The first duly elected Congress of the Republic of Texas met at Columbia, the new capital, October 3, 1836. The provisional government had been forced to move many times after the Texians declared their independence from Mexico on March 2, 1836 at Washington on the Brazos. the temporary capital was first established at Harrisburg on March 22, but in less than a month the officials were forced leave to escape Santa Anna's troops. The government fled to Galveston just one day before Santa Anna arrived at Harrisburg to burn it down, and in a few weeks moved again, this time to Velasco. Facilities in both places were inadequate, so in July, ad interim
President David G. Burnett called for a general election and ratification of the constitution, and decreed that the first duly elected legislature of the Republic of Texas would convene at Columbia on the first Monday in October, 1836.
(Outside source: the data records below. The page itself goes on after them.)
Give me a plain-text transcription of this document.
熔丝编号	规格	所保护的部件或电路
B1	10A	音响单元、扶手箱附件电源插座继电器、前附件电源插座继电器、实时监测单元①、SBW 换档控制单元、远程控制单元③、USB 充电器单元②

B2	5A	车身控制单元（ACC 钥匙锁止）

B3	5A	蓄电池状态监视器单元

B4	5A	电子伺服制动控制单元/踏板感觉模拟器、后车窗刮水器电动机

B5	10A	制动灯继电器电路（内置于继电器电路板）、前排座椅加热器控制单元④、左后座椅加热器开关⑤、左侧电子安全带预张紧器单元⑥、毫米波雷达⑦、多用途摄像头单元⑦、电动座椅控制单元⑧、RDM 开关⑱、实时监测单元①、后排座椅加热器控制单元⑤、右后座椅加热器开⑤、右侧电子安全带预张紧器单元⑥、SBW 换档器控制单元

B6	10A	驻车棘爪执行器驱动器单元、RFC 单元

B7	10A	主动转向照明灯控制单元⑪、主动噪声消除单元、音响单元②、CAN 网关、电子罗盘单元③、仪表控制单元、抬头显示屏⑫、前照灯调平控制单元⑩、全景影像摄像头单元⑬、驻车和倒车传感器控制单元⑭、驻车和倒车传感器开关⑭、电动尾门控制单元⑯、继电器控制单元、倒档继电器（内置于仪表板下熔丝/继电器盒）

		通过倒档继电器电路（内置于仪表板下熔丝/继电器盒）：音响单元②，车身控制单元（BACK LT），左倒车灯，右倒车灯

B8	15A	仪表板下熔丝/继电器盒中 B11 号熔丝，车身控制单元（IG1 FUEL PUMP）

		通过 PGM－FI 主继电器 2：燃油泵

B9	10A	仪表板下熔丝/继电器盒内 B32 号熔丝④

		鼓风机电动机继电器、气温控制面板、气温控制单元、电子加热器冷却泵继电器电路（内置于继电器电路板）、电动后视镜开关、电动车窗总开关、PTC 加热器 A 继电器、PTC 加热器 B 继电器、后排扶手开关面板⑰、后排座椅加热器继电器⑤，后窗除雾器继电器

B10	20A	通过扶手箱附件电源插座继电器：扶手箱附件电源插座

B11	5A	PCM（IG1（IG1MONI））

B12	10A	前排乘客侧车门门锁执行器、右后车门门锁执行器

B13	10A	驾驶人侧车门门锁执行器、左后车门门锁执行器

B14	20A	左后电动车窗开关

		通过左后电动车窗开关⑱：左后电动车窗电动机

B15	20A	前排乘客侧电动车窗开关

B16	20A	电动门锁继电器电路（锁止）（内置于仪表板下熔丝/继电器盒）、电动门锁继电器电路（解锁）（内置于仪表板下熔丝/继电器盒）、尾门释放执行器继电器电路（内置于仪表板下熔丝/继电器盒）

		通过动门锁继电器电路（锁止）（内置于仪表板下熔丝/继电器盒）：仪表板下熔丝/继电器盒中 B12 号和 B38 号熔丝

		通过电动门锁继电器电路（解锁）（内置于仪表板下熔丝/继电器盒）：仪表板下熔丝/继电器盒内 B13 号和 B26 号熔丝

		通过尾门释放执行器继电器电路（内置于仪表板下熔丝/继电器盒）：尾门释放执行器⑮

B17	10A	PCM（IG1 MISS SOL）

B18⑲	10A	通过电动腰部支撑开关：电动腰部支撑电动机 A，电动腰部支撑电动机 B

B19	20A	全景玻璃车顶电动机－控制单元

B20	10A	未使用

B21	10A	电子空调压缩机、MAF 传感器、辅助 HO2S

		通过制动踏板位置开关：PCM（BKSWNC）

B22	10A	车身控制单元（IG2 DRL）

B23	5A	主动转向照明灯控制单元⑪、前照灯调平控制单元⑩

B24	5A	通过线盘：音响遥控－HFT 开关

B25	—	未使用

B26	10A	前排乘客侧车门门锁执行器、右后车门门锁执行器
Columbia was chosen as the capital for two principal reasons - there were greater facilities available than in any other town at that time and the early newspaper the Telegraph and Texas Register
was there. Columbia had served as a seat of justice for the municipality of Columbia under Mexico, and boasted a number of permanent buildings built while it was the seat of the courts, including a large hotel, offices and a few dwelling houses and log cabins.
Two buildings served to house Congress and the principal offices of the government, and some officials and committees used adjacent log cabins. One of the buildings used by Congress was built by Capt. Henry S. Brown in 1832, serving as his family residence until his death in 1834. The other building used by Congress was a store built by Leman Kelsey in about 1833. The Kelsey building was destroyed by a storm in 1900. A state marker was placed near the original site by the Texas Centennial Committee in 1936. A replica of this Kelsey building was constructed in 1977.